Some folks have asked how we're adjusting or what the weirdest thing we've encountered here has been. I've mostly been so busy adjusting to the more immediate needs of being a teacher that I haven't really noticed adjusting to living in Slovakia as much. For the most part, as long as I don't step foot outside of the apartment or the classroom (some weeks this has been true) I could forget I'm not in the US. Mostly things aren't difficult or scarce or "foreign," just different.
- Metric: Okay, I usually just make jokes about the metric system and 10-day weeks and stuff, but I noticed the other day that eggs come in packs of 10. Spooky!

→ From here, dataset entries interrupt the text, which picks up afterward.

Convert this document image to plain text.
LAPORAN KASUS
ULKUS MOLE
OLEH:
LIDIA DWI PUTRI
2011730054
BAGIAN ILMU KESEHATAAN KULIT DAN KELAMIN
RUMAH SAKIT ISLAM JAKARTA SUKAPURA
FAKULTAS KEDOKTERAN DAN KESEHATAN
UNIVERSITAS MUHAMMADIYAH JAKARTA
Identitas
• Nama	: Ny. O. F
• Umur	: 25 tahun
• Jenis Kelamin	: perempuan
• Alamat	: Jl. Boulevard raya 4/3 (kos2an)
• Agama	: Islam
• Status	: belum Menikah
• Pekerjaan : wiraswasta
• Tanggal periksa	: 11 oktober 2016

- Television: There are a handful of English channels, actually: I've never watched so much MTV, CNN or VH1. (Top 10 Simply Red videos?!) And on top of that, there's no end of USian programming, it's just dubbed into Slovak or German. The worst tease is the international Discovery channel, where I catch the first three words of every sentence Sig Hansen (Captain of the Northwestern) or the Mythbusters say before the translation comes in.
- Laundry: I'm not talking about going down to the Dunaj with a washboard, here. Everbody has a washing machine. Our apartment is an oddity though, with a dryer. We've been cautioned it's probably safer to treat it as a purely decorative item. The washers are designed for this, though, with a really extensive and exhaustive spin cycle. So that means we have a clothesline and drying rack in the spare room and use plenty of liquid fabric softener. The radiators are helpful, too, particularly the towel rack in the bathroom. Mmm... toasty towels!
Well, those are the big things I can think of that have required some adjustment on my part. Oh, and the foreign language. Right.